Greggio ai minimi. Scajola: anche con prezzi così bassi continueremo a investire nel nucleare
LONDRA—Davanti a 27 ministri di Paesi produttori e consumatori e ai dirigenti di 15 società riuniti a Londra per l’Energy Meeting, Gordon Brown ammonisce che le «fluttuazioni selvagge» nei prezzi del petrolio devastano l’economia globale. Il primo ministro britannico elenca numeri come una calcolatrice: negli ultimi 12 mesi il barile è schizzato da 60 a 147 dollari prima di ripiombare a 40 e questo è costato alle economie del pianeta 150 miliardi di dollari. Il rischio ora è che gli investimenti nell’industria petrolifera e nella altre fonti di energia tornino a stagnare e che la capacità di produrre greggio cali proprio quando la domanda reagirà alla ripresa economica». Secondo Brown questo scenario costerebbe a tutti 1.3 trilioni l’anno entro il 2030, per questo serve un accordo tra produttori e consumatori, un «internazionalismo visionario» come quello che ha salvato il sistema bancario. Tutti applaudono. Ma poi il segretario generale dell’Opec va a dire alla Bbc che in realtà «il signor Brown è confuso sulla questione». Abdalla Salem El-Badri sostiene che il Regno Unito ha guadagnato più della maggior parte dei Paesi dai prezzi alti, perché le sue tasse sul petrolio sono le più pesanti in Europa: «Tagli le tasse e poi potrà parlare con noi». Poco dopo il presidente dell’Opec Chakib Khelil annuncia che «continueremo a ridurre la produzione finché i prezzi non si stabilizzeranno». E sono passati solo tre giorni dalla decisione di pompare 2,2 milioni di barili in meno al giorno.
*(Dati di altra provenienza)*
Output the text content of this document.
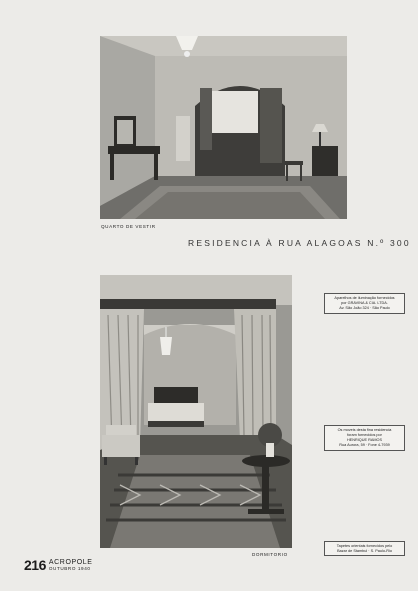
QUARTO DE VESTIR
RESIDENCIA À RUA ALAGOAS N.º 300
DORMITORIO
Aparelhos de iluminação fornecidos
por GRAVINA & CIA. LTDA.
Av. São João 324 · São Paulo
Os moveis desta fina residencia
foram fornecidos por
HENRIQUE RAMOS
Rua Aurora, 59 · Fone 4-7939
Tapetes orientais fornecidos pelo
Bazar de Stambul · S. Paulo-Rio
216 ACROPOLE
OUTUBRO 1940
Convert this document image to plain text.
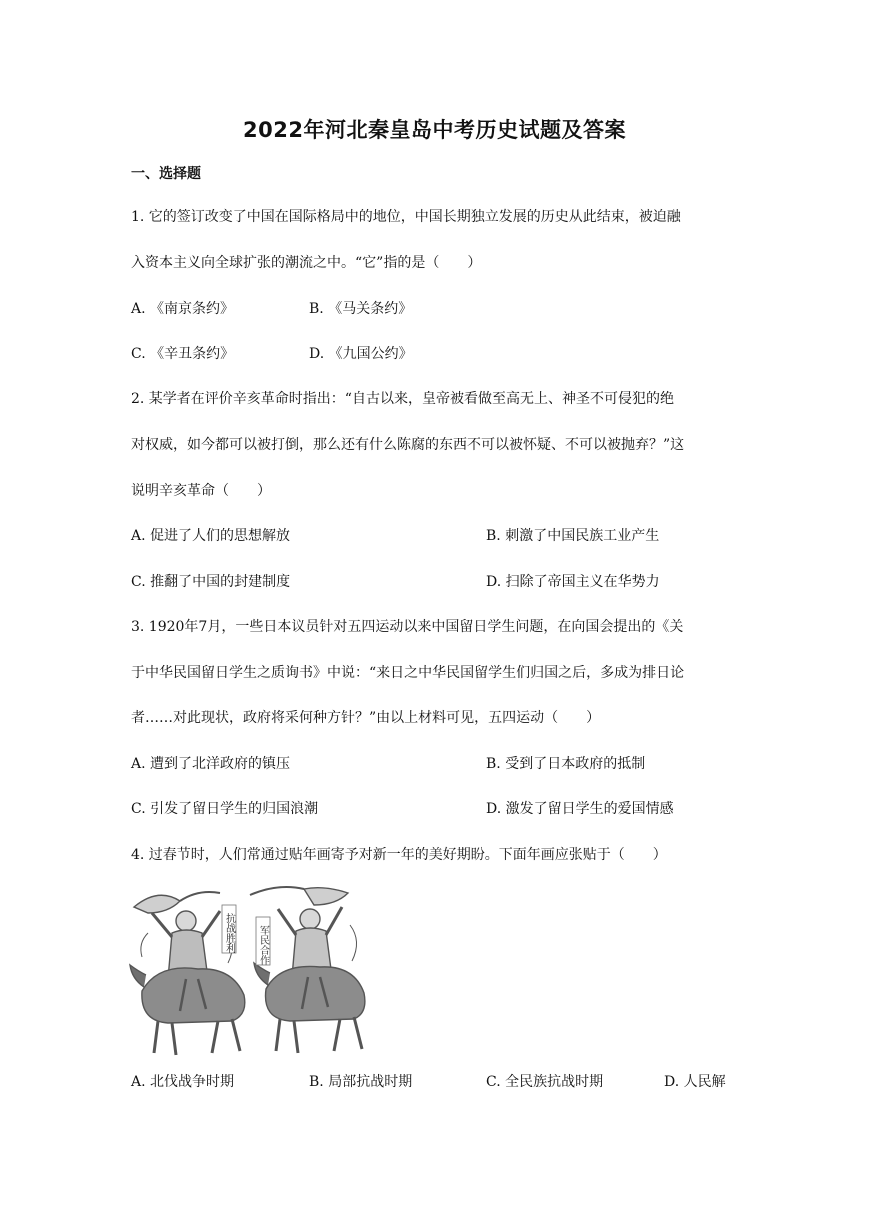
2022年河北秦皇岛中考历史试题及答案
一、选择题
1. 它的签订改变了中国在国际格局中的地位，中国长期独立发展的历史从此结束，被迫融
入资本主义向全球扩张的潮流之中。“它”指的是（　　）
A. 《南京条约》	B. 《马关条约》
C. 《辛丑条约》	D. 《九国公约》
2. 某学者在评价辛亥革命时指出：“自古以来，皇帝被看做至高无上、神圣不可侵犯的绝
对权威，如今都可以被打倒，那么还有什么陈腐的东西不可以被怀疑、不可以被抛弃？”这
说明辛亥革命（　　）
A. 促进了人们的思想解放	B. 刺激了中国民族工业产生
C. 推翻了中国的封建制度	D. 扫除了帝国主义在华势力
3. 1920年7月，一些日本议员针对五四运动以来中国留日学生问题，在向国会提出的《关
于中华民国留日学生之质询书》中说：“来日之中华民国留学生们归国之后，多成为排日论
者……对此现状，政府将采何种方针？”由以上材料可见，五四运动（　　）
A. 遭到了北洋政府的镇压	B. 受到了日本政府的抵制
C. 引发了留日学生的归国浪潮	D. 激发了留日学生的爱国情感
4. 过春节时，人们常通过贴年画寄予对新一年的美好期盼。下面年画应张贴于（　　）
抗战胜利 军民合作
A. 北伐战争时期	B. 局部抗战时期	C. 全民族抗战时期	D. 人民解
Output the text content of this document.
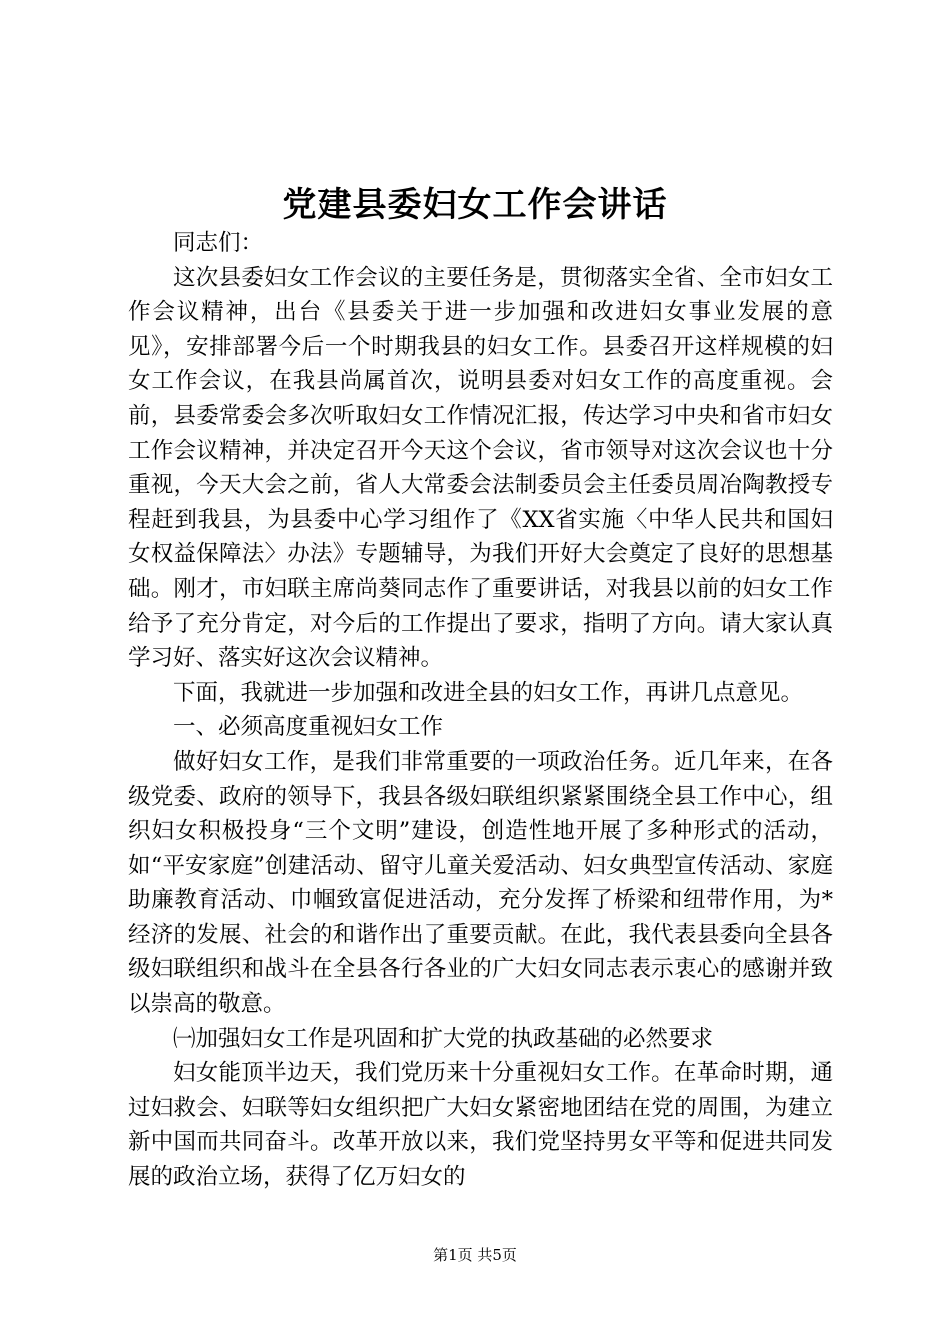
党建县委妇女工作会讲话

同志们：

这次县委妇女工作会议的主要任务是，贯彻落实全省、全市妇女工作会议精神，出台《县委关于进一步加强和改进妇女事业发展的意见》，安排部署今后一个时期我县的妇女工作。县委召开这样规模的妇女工作会议，在我县尚属首次，说明县委对妇女工作的高度重视。会前，县委常委会多次听取妇女工作情况汇报，传达学习中央和省市妇女工作会议精神，并决定召开今天这个会议，省市领导对这次会议也十分重视，今天大会之前，省人大常委会法制委员会主任委员周冶陶教授专程赶到我县，为县委中心学习组作了《XX省实施〈中华人民共和国妇女权益保障法〉办法》专题辅导，为我们开好大会奠定了良好的思想基础。刚才，市妇联主席尚葵同志作了重要讲话，对我县以前的妇女工作给予了充分肯定，对今后的工作提出了要求，指明了方向。请大家认真学习好、落实好这次会议精神。

下面，我就进一步加强和改进全县的妇女工作，再讲几点意见。

一、必须高度重视妇女工作

做好妇女工作，是我们非常重要的一项政治任务。近几年来，在各级党委、政府的领导下，我县各级妇联组织紧紧围绕全县工作中心，组织妇女积极投身“三个文明”建设，创造性地开展了多种形式的活动，如“平安家庭”创建活动、留守儿童关爱活动、妇女典型宣传活动、家庭助廉教育活动、巾帼致富促进活动，充分发挥了桥梁和纽带作用，为*经济的发展、社会的和谐作出了重要贡献。在此，我代表县委向全县各级妇联组织和战斗在全县各行各业的广大妇女同志表示衷心的感谢并致以崇高的敬意。

㈠加强妇女工作是巩固和扩大党的执政基础的必然要求

妇女能顶半边天，我们党历来十分重视妇女工作。在革命时期，通过妇救会、妇联等妇女组织把广大妇女紧密地团结在党的周围，为建立新中国而共同奋斗。改革开放以来，我们党坚持男女平等和促进共同发展的政治立场，获得了亿万妇女的

第1页 共5页
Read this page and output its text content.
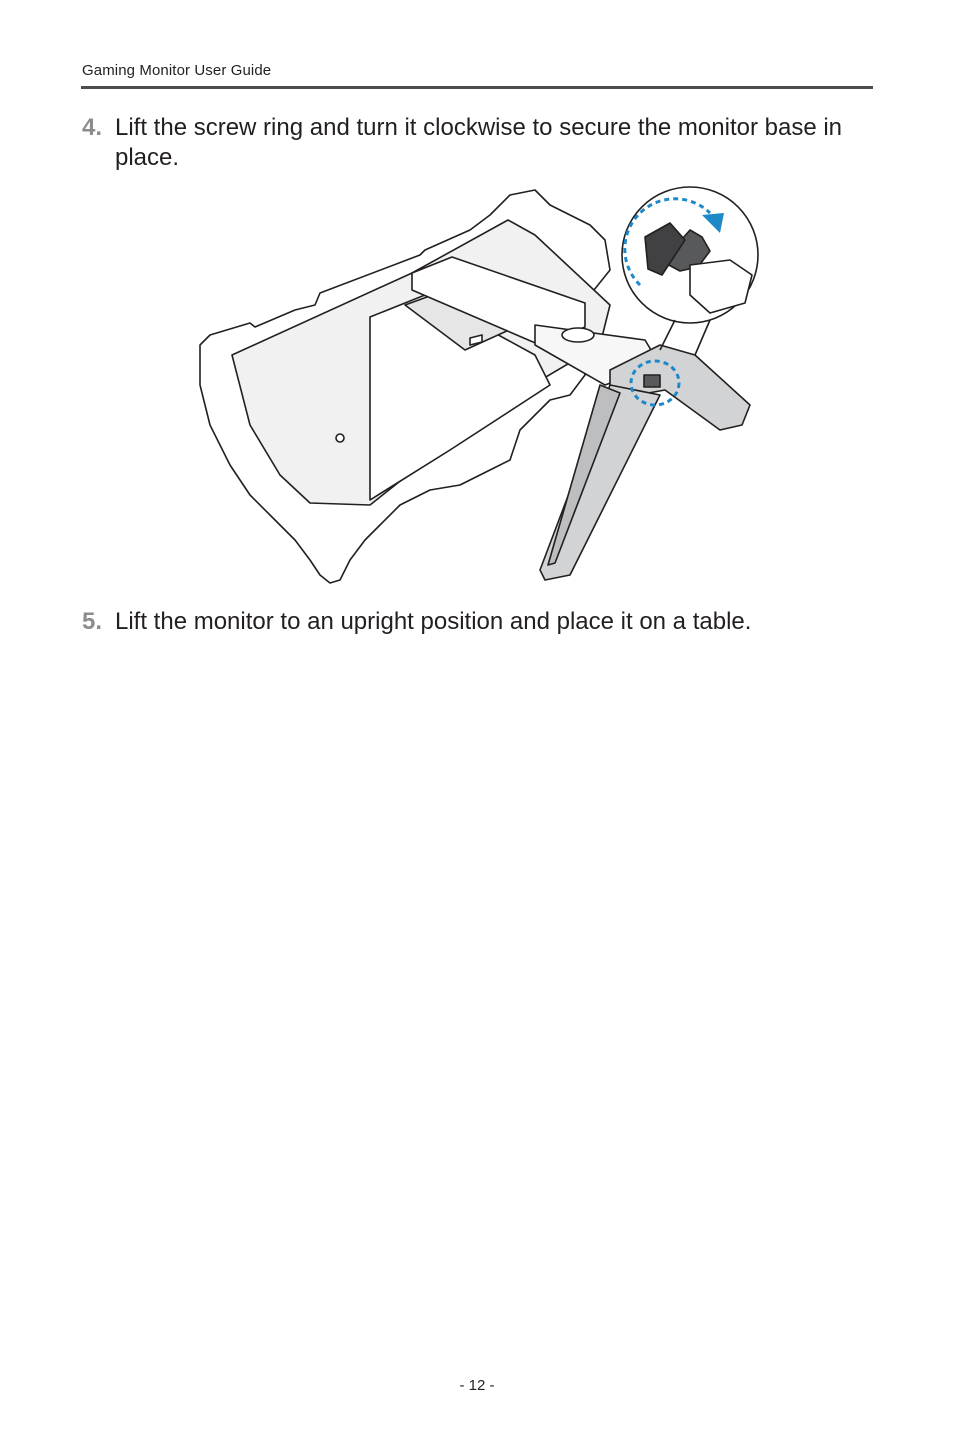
Gaming Monitor User Guide
4. Lift the screw ring and turn it clockwise to secure the monitor base in place.
5. Lift the monitor to an upright position and place it on a table.
- 12 -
Sulla necessità di stabilizzare ed evitare la volatilità almeno c’è consenso. I sauditi pensano a 75 dollari che consentirebbero profitto e garantirebbero investimenti anche nello sviluppo di nuove fonti energetiche alternative. Ieri il greggio in consegna a febbraio è rimasto ancorato a 41 dollari a New York, mentre quello per gennaio si è fermato a 34: che, oltre a essere ai minimi da 5 anni, rappresenta anche un’umiliazione per l’Opec. Il ministro dello Sviluppo Economico Claudio Scajola dice che «forse 60 dollari potrebbero essere una quotazione ragionevole, perché la preoccupazione non è data solo dal prezzo troppo alto, ma anche dal troppo basso, che non permette investimenti necessari a nuove perforazioni e alla ricerca, e alla lunga pone le condizioni per un aumento del costo». L’amministratore delegato dell’Eni Paolo Scaroni osserva «che il prezzo resterà basso per alcuni mesi e questo darà una spinta alla ripresa, anche se un equilibrio potrebbe essere tra 60 e 70». Scajola conclude che anche con il petrolio così basso il ritorno al nucleare è competitivo: «Ora l’Italia dipende per l’energia all’85% dall’estero, noi lavoriamo per avere un 25% dal nucleare e un 25% da fonti rinnovabili». Per raggiungere questo obiettivo «contiamo di cominciare la costruzione della prima centrale nucleare in Italia entro fine legislatura ».